Each year, Wounded Warrior Project (WWP) conducts a survey of the people it serves to understand more thoroughly their economic, mental, social, and physical needs and, more importantly, how these needs are changing over time. This survey has emerged as the largest of its kind—it’s an important marker of the progress made in the prior year and the new directions that can be explored in the coming one. The year 2018 marked the ninth time the survey was conducted and the first time that five-year trends were represented in the report. WWP presented the findings of the survey in December at The Brookings Institution during a panel that discussed the impact of the results on the Department of Veterans Affairs (VA) and the Department of Defense (DoD).
Remarkable Results from the 2018 WWP Annual Warrior Survey
Last year’s survey revealed a number of successes worth celebrating. For example, 70 percent of individuals surveyed were currently in educational programs for a bachelor’s, master’s, or doctoral degree, while 36 percent had already earned a bachelor’s degree. This number is up from 33 percent in 2017. Moreover, 60 percent of respondents said that they owned their own home. In 2014, only 46 percent of participants were homeowners. WWP also made strides in terms of employment. Between 2014 and 2018, the unemployment rate among warriors decreased from 14 to 11 percent. Even more impressive, the unemployment rate among non-active duty warriors fell from 20 percent to 12 percent in the same time period. Additionally, prescription medication usage was down to 47 percent in 2018 from 51 percent in 2014.
While these are important achievements, WWP recognizes that it still has a lot of work to do in terms of mental health services for its warriors. According to the survey, 78 percent of respondents said that post-traumatic stress disorder (PTSD) was their main health challenge, and that they continue to actively deal with the condition. Importantly, 33 percent of warriors said that they had difficulty connecting to mental health care, that they did not get the care they needed, or that they put off seeking help. Among these individuals, there was a significant fear of stigma from peers and family, as well as concern about how seeking treatment might jeopardize their future careers and a perception that getting help demonstrates weakness.

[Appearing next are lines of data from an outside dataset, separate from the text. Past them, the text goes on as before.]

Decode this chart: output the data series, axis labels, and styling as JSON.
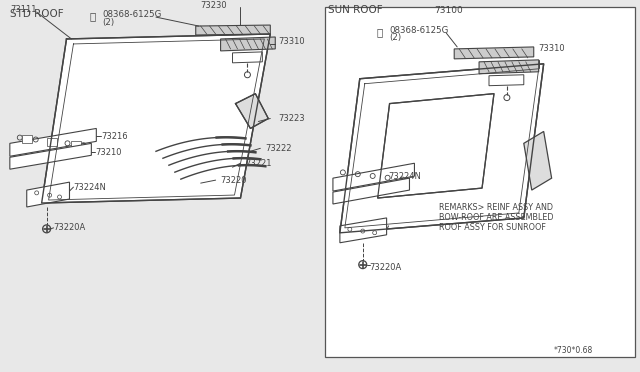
{
  "bg_color": "#e8e8e8",
  "panel_bg": "#ffffff",
  "fig_width": 6.4,
  "fig_height": 3.72,
  "dpi": 100,
  "lc": "#444444",
  "tc": "#444444",
  "title_left": "STD ROOF",
  "title_right": "SUN ROOF",
  "part_number_right": "73100",
  "footer_text": "*730*0.68",
  "remarks": [
    "REMARKS> REINF ASSY AND",
    "BOW-ROOF ARE ASSEMBLED",
    "ROOF ASSY FOR SUNROOF"
  ]
}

The Path Forward for Increasing Mental Health Treatment at WWP
WWP is committed to meeting the needs of its members, especially given that 60 new warriors and family members registered for its services each day in 2018. Recognizing the impact that PTSD continues to have on the lives of warriors and the barriers to receiving care, WWP recently announced that it would invest $160 million in mental health care through the Warrior Care Network. This announcement represents a five-year extension of this network, which has helped connect individuals to high-quality mental health treatment. The Warrior Care Network first launched at the beginning of 2016 with a specific focus on addressing PTSD, as well as traumatic brain injury (TBI). WWP teamed with four academic medical centers to offer an entire year’s worth of mental health treatment in an intensive program lasting two to three weeks.
The network has had promising results for warriors experiencing PTSD, and the new $160 million investment will allow the program to reach many more across the nation. The funds will help serve nearly 16,000 more people in the coming five years and potentially drive new approaches to PTSD treatment through the network’s academic partners. Currently, the intensive approach includes traditional therapy, family programming, and outpatient therapy, although new pilot programs are exploring different approaches that could prove even more beneficial. The investment demonstrates WWP’s emphasis on addressing PTSD, which is thought to affect more than 500,000 veterans.

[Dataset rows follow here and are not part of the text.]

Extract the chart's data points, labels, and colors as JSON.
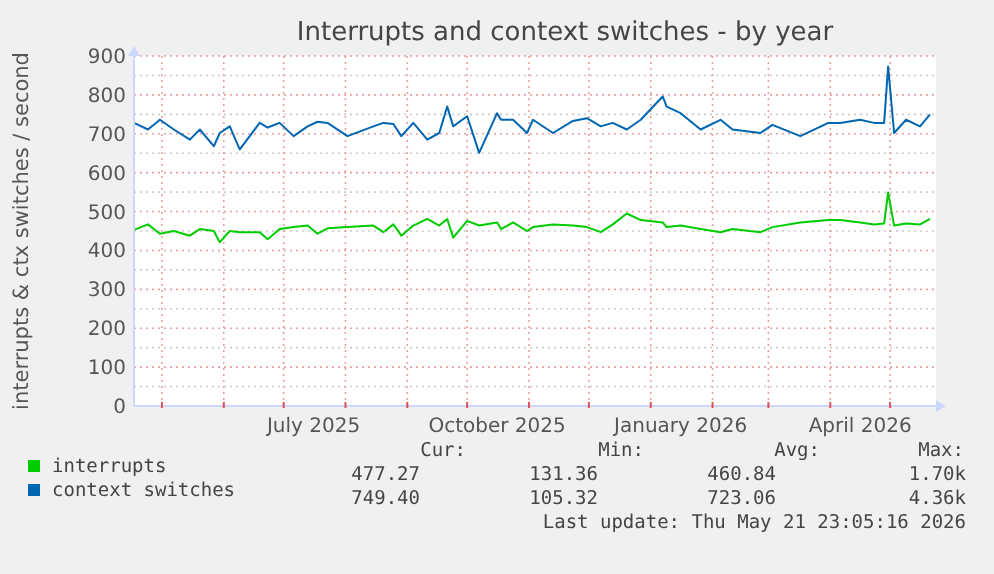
{
  "chart_data": {
    "type": "line",
    "title": "Interrupts and context switches - by year",
    "ylabel": "interrupts & ctx switches / second",
    "x": [
      "2025-04-17",
      "2025-04-24",
      "2025-04-30",
      "2025-05-07",
      "2025-05-15",
      "2025-05-20",
      "2025-05-27",
      "2025-05-30",
      "2025-06-04",
      "2025-06-09",
      "2025-06-19",
      "2025-06-23",
      "2025-06-29",
      "2025-07-06",
      "2025-07-13",
      "2025-07-18",
      "2025-07-23",
      "2025-08-02",
      "2025-08-15",
      "2025-08-20",
      "2025-08-25",
      "2025-08-29",
      "2025-09-04",
      "2025-09-11",
      "2025-09-17",
      "2025-09-21",
      "2025-09-24",
      "2025-10-01",
      "2025-10-07",
      "2025-10-16",
      "2025-10-18",
      "2025-10-24",
      "2025-10-31",
      "2025-11-03",
      "2025-11-13",
      "2025-11-23",
      "2025-11-30",
      "2025-12-07",
      "2025-12-13",
      "2025-12-20",
      "2025-12-27",
      "2026-01-07",
      "2026-01-09",
      "2026-01-16",
      "2026-01-26",
      "2026-02-05",
      "2026-02-11",
      "2026-02-25",
      "2026-03-03",
      "2026-03-17",
      "2026-03-31",
      "2026-04-06",
      "2026-04-16",
      "2026-04-23",
      "2026-04-28",
      "2026-04-30",
      "2026-05-03",
      "2026-05-09",
      "2026-05-16",
      "2026-05-21"
    ],
    "series": [
      {
        "name": "interrupts",
        "color": "#00cc00",
        "values": [
          453,
          467,
          443,
          450,
          438,
          455,
          450,
          421,
          450,
          447,
          447,
          429,
          455,
          460,
          464,
          443,
          457,
          460,
          464,
          447,
          467,
          438,
          464,
          481,
          464,
          481,
          433,
          476,
          464,
          472,
          455,
          472,
          450,
          460,
          467,
          464,
          460,
          447,
          467,
          495,
          478,
          472,
          460,
          464,
          455,
          447,
          455,
          447,
          460,
          472,
          478,
          478,
          472,
          467,
          469,
          549,
          464,
          469,
          467,
          481
        ]
      },
      {
        "name": "context switches",
        "color": "#0066b3",
        "values": [
          728,
          711,
          736,
          711,
          685,
          711,
          668,
          702,
          719,
          660,
          728,
          716,
          728,
          694,
          719,
          731,
          728,
          694,
          719,
          728,
          725,
          694,
          728,
          685,
          702,
          770,
          719,
          745,
          651,
          753,
          736,
          736,
          702,
          736,
          702,
          733,
          740,
          719,
          728,
          711,
          736,
          796,
          770,
          753,
          711,
          736,
          711,
          702,
          723,
          694,
          728,
          728,
          736,
          728,
          728,
          873,
          702,
          736,
          719,
          750
        ]
      }
    ],
    "xlim": [
      "2025-04-17",
      "2026-05-24"
    ],
    "xticks": [
      {
        "value": "2025-05-01",
        "label": null
      },
      {
        "value": "2025-06-01",
        "label": null
      },
      {
        "value": "2025-07-01",
        "label": null
      },
      {
        "value": "2025-07-16",
        "label": "July 2025"
      },
      {
        "value": "2025-08-01",
        "label": null
      },
      {
        "value": "2025-09-01",
        "label": null
      },
      {
        "value": "2025-10-01",
        "label": null
      },
      {
        "value": "2025-10-16",
        "label": "October 2025"
      },
      {
        "value": "2025-11-01",
        "label": null
      },
      {
        "value": "2025-12-01",
        "label": null
      },
      {
        "value": "2026-01-01",
        "label": null
      },
      {
        "value": "2026-01-16",
        "label": "January 2026"
      },
      {
        "value": "2026-02-01",
        "label": null
      },
      {
        "value": "2026-03-01",
        "label": null
      },
      {
        "value": "2026-04-01",
        "label": null
      },
      {
        "value": "2026-04-16",
        "label": "April 2026"
      },
      {
        "value": "2026-05-01",
        "label": null
      }
    ],
    "ylim": [
      0,
      900
    ],
    "yticks": [
      0,
      100,
      200,
      300,
      400,
      500,
      600,
      700,
      800,
      900
    ],
    "grid": true,
    "legend": "bottom",
    "line_style": "solid",
    "annotations": [
      "Cur:",
      "Min:",
      "Avg:",
      "Max:",
      "477.27",
      "131.36",
      "460.84",
      "1.70k",
      "749.40",
      "105.32",
      "723.06",
      "4.36k",
      "Last update: Thu May 21 23:05:16 2026"
    ]
  }
}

Getting a Charitable Boost from Emergency Response Company MobileHelp
Recently, a company that designs emergency response systems called MobileHelp announced a yearlong commitment to supporting WWP. For each new emergency response system purchased between January 2019 and January 2020, the company will donate $50 to WWP. This additional funding will help WWP continue to expand its programming to meet the changing needs of veterans, while also maintaining the key initiatives that have helped achieve the victories listed above. The potential for high levels of donations is an exciting prospect as WWP repositions itself to better handle the mental health crisis that is affecting our country’s warriors.
Donations from MobileHelp will be triggered by the purchase of a wide range of the company’s products, including a wearable device called MobileHelp Smart. This device, which combines the functionality of a smartwatch with emergency response features, has previously been given to individuals participating in the Warrior Care Network, as well as the WWP Soldier Ride Across America program. Whenever someone triggers the help button on this device or other MobileHelp products, trained operators receive a signal, and they in turn locate the person, determine the type of emergency, and coordinate a response.